それはさておき、この「フランシス・ハ」のテーマはずばり、日本版のタグラインにもある「ハンパなわたしで生きていく」です。何をやっても中途半端なフランシスが、年齢とともに夢が遠ざかっていく現実をしっかり受け止めるまでの悪あがきを、ユーモラスかつ冷徹に描いていきます。
そしてキーワードになるのは"Undateable"。字幕では"非モテ"と訳されていますが、要するにデート相手として相応しくない属性を持つ人のこと。
たとえば片付けられない性格だとか、ヴァージニア・ウルフが好きだとか、人間的にダメとは言えないけど、相手の気持ちを萎えさせてしまう何かをフランシスは持ってるわけです。

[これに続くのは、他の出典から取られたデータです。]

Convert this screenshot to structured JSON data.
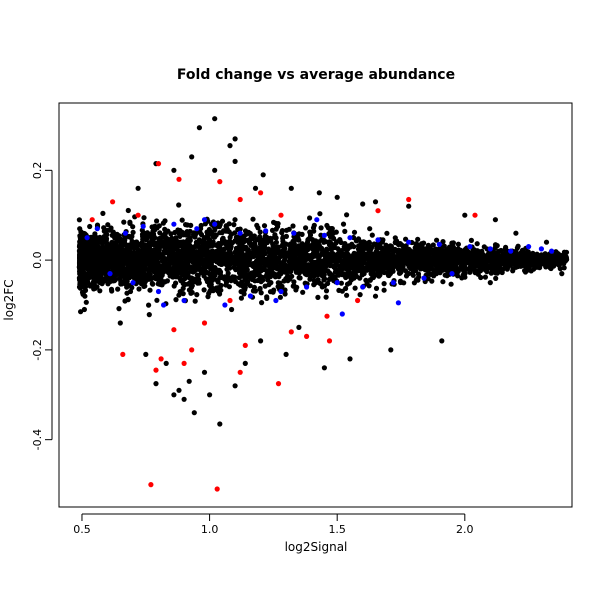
{
  "chart_data": {
    "type": "scatter",
    "title": "Fold change vs average abundance",
    "xlabel": "log2Signal",
    "ylabel": "log2FC",
    "xlim": [
      0.41,
      2.42
    ],
    "ylim": [
      -0.55,
      0.35
    ],
    "x_ticks": [
      0.5,
      1.0,
      1.5,
      2.0
    ],
    "x_tick_labels": [
      "0.5",
      "1.0",
      "1.5",
      "2.0"
    ],
    "y_ticks": [
      -0.4,
      -0.2,
      0.0,
      0.2
    ],
    "y_tick_labels": [
      "-0.4",
      "-0.2",
      "0.0",
      "0.2"
    ],
    "grid": false,
    "legend": "none",
    "colors": {
      "black": "#000000",
      "blue": "#0000ff",
      "red": "#ff0000"
    },
    "series": [
      {
        "color": "#000000",
        "density_cloud": {
          "x_range": [
            0.49,
            2.4
          ],
          "y_halfwidth_at": {
            "0.5": 0.06,
            "1.0": 0.07,
            "1.5": 0.05,
            "2.0": 0.03,
            "2.3": 0.015
          }
        },
        "outliers": [
          [
            1.02,
            0.315
          ],
          [
            0.96,
            0.295
          ],
          [
            1.1,
            0.27
          ],
          [
            1.08,
            0.255
          ],
          [
            0.93,
            0.23
          ],
          [
            0.79,
            0.215
          ],
          [
            0.86,
            0.2
          ],
          [
            1.02,
            0.2
          ],
          [
            1.1,
            0.22
          ],
          [
            1.21,
            0.19
          ],
          [
            0.72,
            0.16
          ],
          [
            1.18,
            0.16
          ],
          [
            1.32,
            0.16
          ],
          [
            1.43,
            0.15
          ],
          [
            1.5,
            0.14
          ],
          [
            1.65,
            0.13
          ],
          [
            1.78,
            0.12
          ],
          [
            1.6,
            0.125
          ],
          [
            2.0,
            0.1
          ],
          [
            2.12,
            0.09
          ],
          [
            2.2,
            0.06
          ],
          [
            2.32,
            0.04
          ],
          [
            2.38,
            -0.03
          ],
          [
            2.1,
            -0.05
          ],
          [
            1.91,
            -0.18
          ],
          [
            1.71,
            -0.2
          ],
          [
            1.55,
            -0.22
          ],
          [
            1.45,
            -0.24
          ],
          [
            1.3,
            -0.21
          ],
          [
            1.14,
            -0.23
          ],
          [
            0.98,
            -0.25
          ],
          [
            0.92,
            -0.27
          ],
          [
            0.88,
            -0.29
          ],
          [
            0.86,
            -0.3
          ],
          [
            0.9,
            -0.31
          ],
          [
            0.94,
            -0.34
          ],
          [
            1.0,
            -0.3
          ],
          [
            1.04,
            -0.365
          ],
          [
            1.1,
            -0.28
          ],
          [
            0.79,
            -0.275
          ],
          [
            0.83,
            -0.23
          ],
          [
            0.75,
            -0.21
          ],
          [
            1.2,
            -0.18
          ],
          [
            1.35,
            -0.15
          ],
          [
            0.65,
            -0.14
          ]
        ]
      },
      {
        "color": "#0000ff",
        "points": [
          [
            0.52,
            0.05
          ],
          [
            0.56,
            0.07
          ],
          [
            0.61,
            -0.03
          ],
          [
            0.67,
            0.06
          ],
          [
            0.7,
            -0.05
          ],
          [
            0.74,
            0.075
          ],
          [
            0.8,
            -0.07
          ],
          [
            0.86,
            0.08
          ],
          [
            0.9,
            -0.09
          ],
          [
            0.95,
            0.07
          ],
          [
            1.02,
            0.08
          ],
          [
            1.06,
            -0.1
          ],
          [
            1.12,
            0.06
          ],
          [
            1.16,
            -0.08
          ],
          [
            1.22,
            0.065
          ],
          [
            1.28,
            -0.07
          ],
          [
            1.33,
            0.06
          ],
          [
            1.38,
            -0.06
          ],
          [
            1.45,
            0.055
          ],
          [
            1.5,
            -0.05
          ],
          [
            1.55,
            0.05
          ],
          [
            1.6,
            -0.06
          ],
          [
            1.66,
            0.045
          ],
          [
            1.72,
            -0.05
          ],
          [
            1.78,
            0.04
          ],
          [
            1.84,
            -0.04
          ],
          [
            1.9,
            0.035
          ],
          [
            1.95,
            -0.03
          ],
          [
            2.02,
            0.03
          ],
          [
            2.1,
            0.025
          ],
          [
            2.18,
            0.02
          ],
          [
            2.25,
            0.03
          ],
          [
            2.3,
            0.025
          ],
          [
            2.34,
            0.02
          ],
          [
            1.52,
            -0.12
          ],
          [
            1.26,
            -0.09
          ],
          [
            0.82,
            -0.1
          ],
          [
            1.42,
            0.09
          ],
          [
            0.98,
            0.09
          ],
          [
            1.74,
            -0.095
          ]
        ]
      },
      {
        "color": "#ff0000",
        "points": [
          [
            0.77,
            -0.5
          ],
          [
            1.03,
            -0.51
          ],
          [
            0.66,
            -0.21
          ],
          [
            0.79,
            -0.245
          ],
          [
            0.81,
            -0.22
          ],
          [
            1.27,
            -0.275
          ],
          [
            1.12,
            -0.25
          ],
          [
            0.9,
            -0.23
          ],
          [
            0.86,
            -0.155
          ],
          [
            1.14,
            -0.19
          ],
          [
            1.38,
            -0.17
          ],
          [
            1.46,
            -0.125
          ],
          [
            1.32,
            -0.16
          ],
          [
            0.98,
            -0.14
          ],
          [
            0.8,
            0.215
          ],
          [
            1.04,
            0.175
          ],
          [
            1.2,
            0.15
          ],
          [
            1.12,
            0.135
          ],
          [
            1.66,
            0.11
          ],
          [
            1.78,
            0.135
          ],
          [
            2.04,
            0.1
          ],
          [
            0.54,
            0.09
          ],
          [
            0.62,
            0.13
          ],
          [
            0.88,
            0.18
          ],
          [
            1.28,
            0.1
          ],
          [
            1.58,
            -0.09
          ],
          [
            0.72,
            0.1
          ],
          [
            1.08,
            -0.09
          ],
          [
            1.47,
            -0.18
          ],
          [
            0.93,
            -0.2
          ]
        ]
      }
    ]
  }
}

フランシスの職業はダンサー。といっても実習生としてダンスカンパニーに所属しているだけで、正確にはプロではありません。大学時代の親友ソフィーと共同で借りた部屋で暮らしていて、自ら「熟年のレズビアンカップル」と揶揄するほど2人は仲良しですが、ソフィーが別の友人とトライベッカに部屋を借りることになり、フランシスは同居人と住居を同時に失ってしまいます。

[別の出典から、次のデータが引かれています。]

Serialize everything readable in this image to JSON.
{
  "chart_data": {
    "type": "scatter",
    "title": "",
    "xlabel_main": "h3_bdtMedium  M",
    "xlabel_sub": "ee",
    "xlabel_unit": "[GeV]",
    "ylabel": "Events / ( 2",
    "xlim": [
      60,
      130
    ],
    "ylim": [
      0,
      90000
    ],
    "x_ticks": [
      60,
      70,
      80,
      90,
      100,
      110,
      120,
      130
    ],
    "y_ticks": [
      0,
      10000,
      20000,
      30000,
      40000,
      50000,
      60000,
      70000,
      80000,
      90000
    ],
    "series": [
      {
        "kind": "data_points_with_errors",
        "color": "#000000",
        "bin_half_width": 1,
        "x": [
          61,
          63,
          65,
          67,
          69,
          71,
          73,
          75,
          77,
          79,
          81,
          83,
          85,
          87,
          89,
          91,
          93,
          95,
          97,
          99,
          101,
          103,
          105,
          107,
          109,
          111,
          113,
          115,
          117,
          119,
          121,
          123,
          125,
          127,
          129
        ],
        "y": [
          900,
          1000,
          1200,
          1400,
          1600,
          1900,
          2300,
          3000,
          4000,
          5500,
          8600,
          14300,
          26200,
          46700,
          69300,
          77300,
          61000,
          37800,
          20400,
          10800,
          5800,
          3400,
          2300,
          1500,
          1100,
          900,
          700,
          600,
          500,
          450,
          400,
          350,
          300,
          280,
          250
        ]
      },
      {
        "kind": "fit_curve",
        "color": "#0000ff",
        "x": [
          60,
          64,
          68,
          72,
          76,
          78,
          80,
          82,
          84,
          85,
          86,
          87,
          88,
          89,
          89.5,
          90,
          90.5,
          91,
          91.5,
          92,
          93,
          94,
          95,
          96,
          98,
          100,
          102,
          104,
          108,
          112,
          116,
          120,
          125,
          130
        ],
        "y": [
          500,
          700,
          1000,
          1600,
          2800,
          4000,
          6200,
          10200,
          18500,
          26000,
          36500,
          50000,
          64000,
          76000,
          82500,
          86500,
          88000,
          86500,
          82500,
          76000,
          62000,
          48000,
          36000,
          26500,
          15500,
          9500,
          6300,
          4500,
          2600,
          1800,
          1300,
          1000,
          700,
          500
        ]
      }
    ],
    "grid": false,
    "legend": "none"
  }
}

仕事もない、アパートもない、もちろんお金もないフランシスですが、安定した生活を始める友人たちに焦りを感じながらも、夢を追いかけることだけを心の支えに、行き当たりばったりの生活を変えることはできません。
税の還付金が入ったからと年下の男友だちに食事をおごろうとしますが、クレジットカードが止められていて使えず、ATMまで爆走して転んで腕をすりむいたことをきっかけに、その男友だちがシェアしているアパートの空き部屋に転がり込むといった具合。
この爆走シーン(Youtube)で使われる音楽がデビッド・ボウイの「モダン・ラブ」で、言うまでもなくカラックス監督「汚れた血」(Youtube)へのオマージュなのですが、これがあまりにもフランシスにぴったりで、思わず一緒に駆け出したくなります。その後、エンドロール(映画のタイトルの由来が示され、タグラインの意味もはっきりわかります)でも同じ曲が使われますので、映画館を出てからしばらくこの曲が頭の中でリフレインすることになります。

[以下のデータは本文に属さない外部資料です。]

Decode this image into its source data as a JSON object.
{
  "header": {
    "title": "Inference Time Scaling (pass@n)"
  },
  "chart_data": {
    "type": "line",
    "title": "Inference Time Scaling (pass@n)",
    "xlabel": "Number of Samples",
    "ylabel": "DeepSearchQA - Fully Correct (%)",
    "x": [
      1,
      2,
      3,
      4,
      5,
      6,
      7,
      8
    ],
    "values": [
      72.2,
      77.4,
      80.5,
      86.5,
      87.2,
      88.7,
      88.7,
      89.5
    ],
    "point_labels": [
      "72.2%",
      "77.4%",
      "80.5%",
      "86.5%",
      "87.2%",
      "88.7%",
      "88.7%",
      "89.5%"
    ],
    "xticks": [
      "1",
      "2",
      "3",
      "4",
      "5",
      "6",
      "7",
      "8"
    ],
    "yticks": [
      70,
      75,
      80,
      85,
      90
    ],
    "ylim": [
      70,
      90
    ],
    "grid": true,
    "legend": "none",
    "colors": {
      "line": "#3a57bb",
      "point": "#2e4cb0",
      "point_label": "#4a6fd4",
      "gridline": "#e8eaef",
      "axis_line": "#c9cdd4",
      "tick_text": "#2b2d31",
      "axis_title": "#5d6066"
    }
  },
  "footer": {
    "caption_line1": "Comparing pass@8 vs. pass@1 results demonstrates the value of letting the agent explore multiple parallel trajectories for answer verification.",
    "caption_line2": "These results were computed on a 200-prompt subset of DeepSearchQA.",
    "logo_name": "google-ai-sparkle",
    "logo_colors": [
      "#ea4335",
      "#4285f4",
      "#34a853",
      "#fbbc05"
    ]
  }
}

フランシスを演じたのは、実生活で監督のパートナーでもあるグレタ・ガーウィグ(Greta Gerwig)。彼女と監督が共同で脚本を書いたということで、フランシスとソフィの口論のシーンなど、彼女の実体験に基づいているのではないかと思います。
他にそれほど有名な出演者はいませんが、友人のレヴを演じたアダム・ドライバー(Adam Driver)は「インサイド・ルーウィン・デイヴィス」で、主人公と一緒に"Please Mr. Kennedy"を録音するミュージシャン役だった人です。
モノクロ映像がロマンティックで、選曲もスタイリッシュですので、オシャレ系の映画に分類されてしまいそうですが、本質的にはセリフを楽しむ作品だと思います。愚痴と言い訳、虚勢と自己憐憫、さまざまな感情をないまぜに吐き出すフランシスの喋りをじっくり楽しんでください。